Fantastic Fest Review: R100 Will Kick Your Ass And You Will Thank It

Evan's favorite Fantastic Fest entry.

I only have hyperbole for R100. It's that kind of film. This year's Fantastic Fest has been full of favorites, likely some I haven't even experienced yet. But this is the one. Of all the films I've seen here, actually of all the films I've seen in the last several years, this is the one I most want to shove in people's faces simply because watching others watch it for the first time is the closest I can get to watching it for the first time again myself.

As explained in the film itself, the title R100 is an indication that only viewers who are 100 years old can understand what's going on. I have a feeling an experiment testing this theory would result in a lot of dead people. R100 isn't dirty in a traditional nudity, sex, and violence sense. In some respects it is actually quite tame. But it is kinky. So kinky that the kink gets its own kink, and before you know it, the film advances into whole new stratosphere of vaguely sexual strangeness unlike anything you've ever seen before.

The film begins simply enough, however. A regular Joe type guy enters a one year contract with an S&M service which provides him with random public beatings from random dominatrices, each with their own specialty. He can't touch them back, and he can't end the contract early. So everywhere he goes, he never knows when a pretty lady in black leather will come beat the shit out of or otherwise humiliate him.

At first he loves it, as indicated by eyes that turn all black and shift upward and ripples of ecstasy that emit outward from his face. But before long, the girls begin intruding too deeply into his personal life and refuse to stop. With jaw-dropping speed, this infraction mutates into an all out war between the man and the S&M company. And it is one weird-ass war.

R100 isn't all crazy S&M gags. The man's situation as a pervert has a relatable and moving foundation, which grants him our empathy. Earlier than you might think, R100 disconnects from recognizable reality, but this anchor keeps us far more interested than we would be in, say, a later John Waters film. This is kink, perhaps the most exaggerated illustration of raw kink ever put to film, but I don't believe it ever resorts to kitsch.

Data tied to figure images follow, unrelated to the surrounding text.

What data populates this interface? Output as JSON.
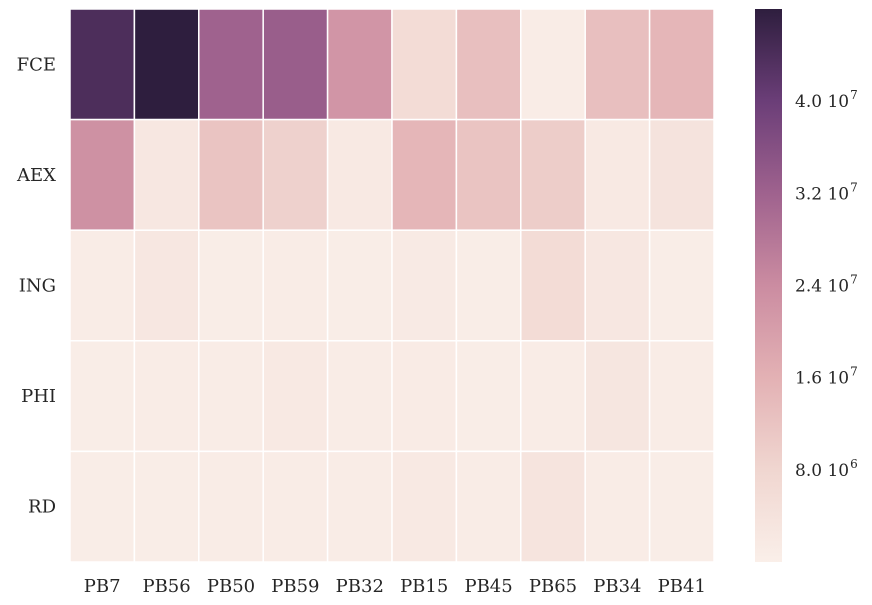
{
  "chart_data": {
    "type": "heatmap",
    "title": "",
    "xlabel": "",
    "ylabel": "",
    "x_categories": [
      "PB7",
      "PB56",
      "PB50",
      "PB59",
      "PB32",
      "PB15",
      "PB45",
      "PB65",
      "PB34",
      "PB41"
    ],
    "y_categories": [
      "FCE",
      "AEX",
      "ING",
      "PHI",
      "RD"
    ],
    "values": [
      [
        44000000,
        48000000,
        32000000,
        33000000,
        22000000,
        6000000,
        13000000,
        1000000,
        13000000,
        15000000
      ],
      [
        23000000,
        2500000,
        12000000,
        9000000,
        2000000,
        15000000,
        12000000,
        10000000,
        2000000,
        4000000
      ],
      [
        900000,
        2500000,
        600000,
        1000000,
        800000,
        1500000,
        800000,
        6000000,
        2500000,
        800000
      ],
      [
        800000,
        900000,
        1000000,
        2000000,
        900000,
        1200000,
        800000,
        1000000,
        3000000,
        900000
      ],
      [
        700000,
        800000,
        900000,
        1000000,
        900000,
        2000000,
        900000,
        3500000,
        1000000,
        800000
      ]
    ],
    "colorbar": {
      "vmin": 0,
      "vmax": 48000000,
      "ticks": [
        8000000,
        16000000,
        24000000,
        32000000,
        40000000
      ],
      "tick_labels": [
        {
          "mantissa": "8.0 10",
          "exponent": "6"
        },
        {
          "mantissa": "1.6 10",
          "exponent": "7"
        },
        {
          "mantissa": "2.4 10",
          "exponent": "7"
        },
        {
          "mantissa": "3.2 10",
          "exponent": "7"
        },
        {
          "mantissa": "4.0 10",
          "exponent": "7"
        }
      ],
      "colors": [
        "#faefe9",
        "#f0d6d0",
        "#e3b1b4",
        "#cb8ca1",
        "#9f628e",
        "#6b3e78",
        "#2e1e3e"
      ]
    }
  }
}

R100 is such a huge, weird step up from Hitoshi Matsumoto's already wonderfully strange and awesome Big Man Japan. Matsumoto's comedy genius is massive here, utilizing a dizzying spectrum of joke types and structures to keep you constantly engaged and eager to keep watching despite the film's increasingly shaky narrative ground. I don't know how else to put it. There are jokes here that won't just make you laugh so hard it hurts. They're good enough, both in design and execution, to actually earn your awe while you're trying to breath.

I would not recommend reading much about R100 before seeing it. The film's quality does not rely on surprises, but there are some good ones, and Matsumoto executes them with such skill and patience that accidentally spoiling one would be a shame. Just know that it's an aggressive comedy steeped in thoughtful weirdness and glorious kink, and it has one of the greatest Greek Choruses of all time. See it as soon as you get the chance. If you can somehow double feature it with Sion Sono's outstanding Why Don't You Play In Hell, all the better.